5. Automating with Cron
I scheduled the backup process to run nightly:
0 2 * * * /usr/local/bin/db_backup_script.sh
That shell script orchestrates the entire process: from dumping data to encryption and syncing with rclone.
Testing the Recovery Workflow
A backup is only as good as its ability to restore. I set up a dummy environment and tested:
- Downloading the .gpg file from each remote.
- Decrypting using GPG.
- Loading the SQL file into a new local MySQL instance.
The recovery process worked smoothly, and it gave me confidence not only in the infrastructure but also in my own response plan.
Redundant Storage Is No Longer Optional
After this incident, I advocate relentlessly for external backup systems—especially when working with business-critical or custom applications.

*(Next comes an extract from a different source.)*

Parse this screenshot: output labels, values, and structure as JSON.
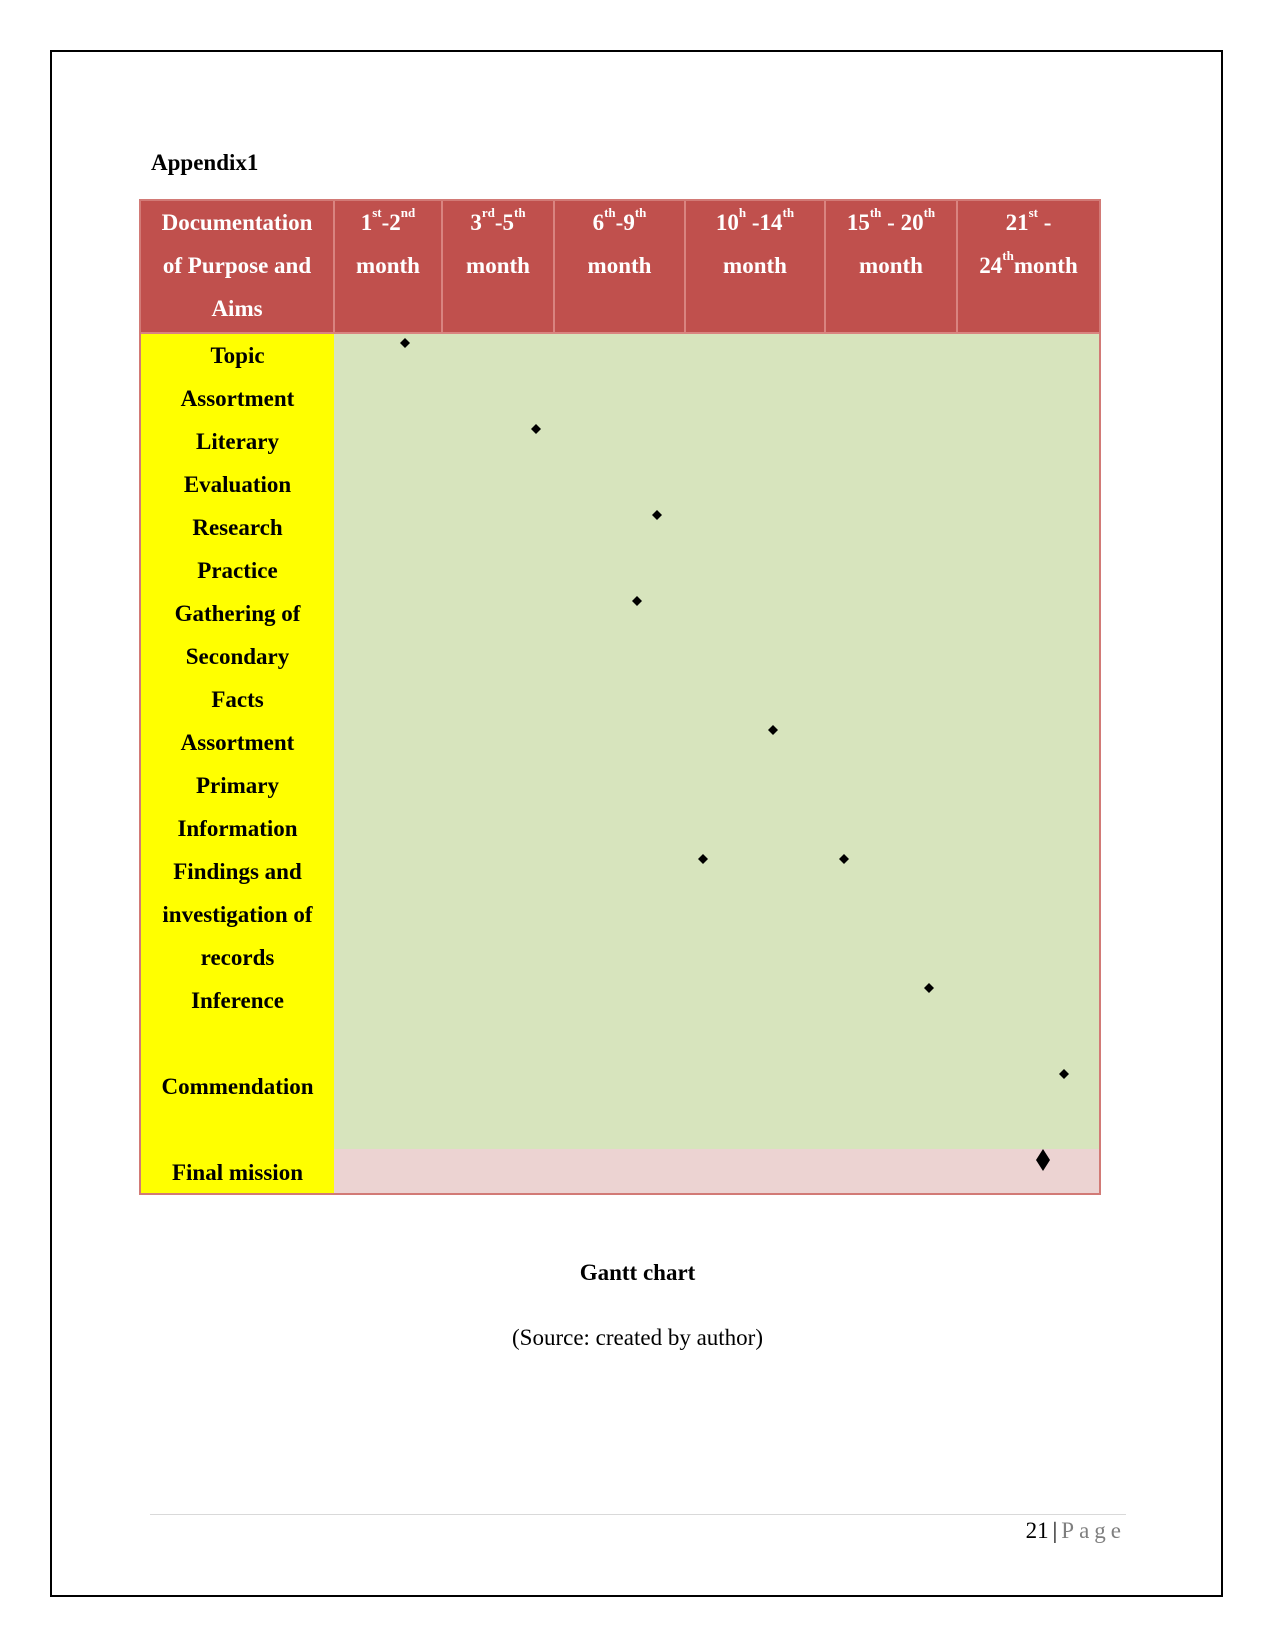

Backups aren’t just about avoiding disaster—they are your last reliable source of truth when everything else fails.
Even the most trustworthy hosting solutions cannot guarantee custom scenarios will be covered. It’s your data, your responsibility. If you’re unsure about your backup scope, you probably don’t have any realistic protection in place yet.
Final Lessons and Best Practices
- Audit your backups monthly. Attempt a full restore in a sandbox to verify the workflow and data scope.
- Include versioning and retention policies. Keep multiple versions of backups to revert partial corruption over time.
- Use at least two separate storage providers. Cloud redundancies rarely protect against platform-wide failures or account bans.
- Encrypt everything. Never store unprotected backups, especially when using public or shared cloud environments.
- Keep credentials and keys safe. Backups are worthless if you lose access to decrypt and restore them.
In Closing
What began as a frustrating encounter with a missed backup became a valuable opportunity to grow my operational maturity. With rclone and consistent backup habits, I’ve not only regained control of my data—I’ve gained confidence in facing unforeseen disasters in the future. And if there’s one takeaway I can share: never assume your host has your back completely. Build systems that you understand, can test, and can trust.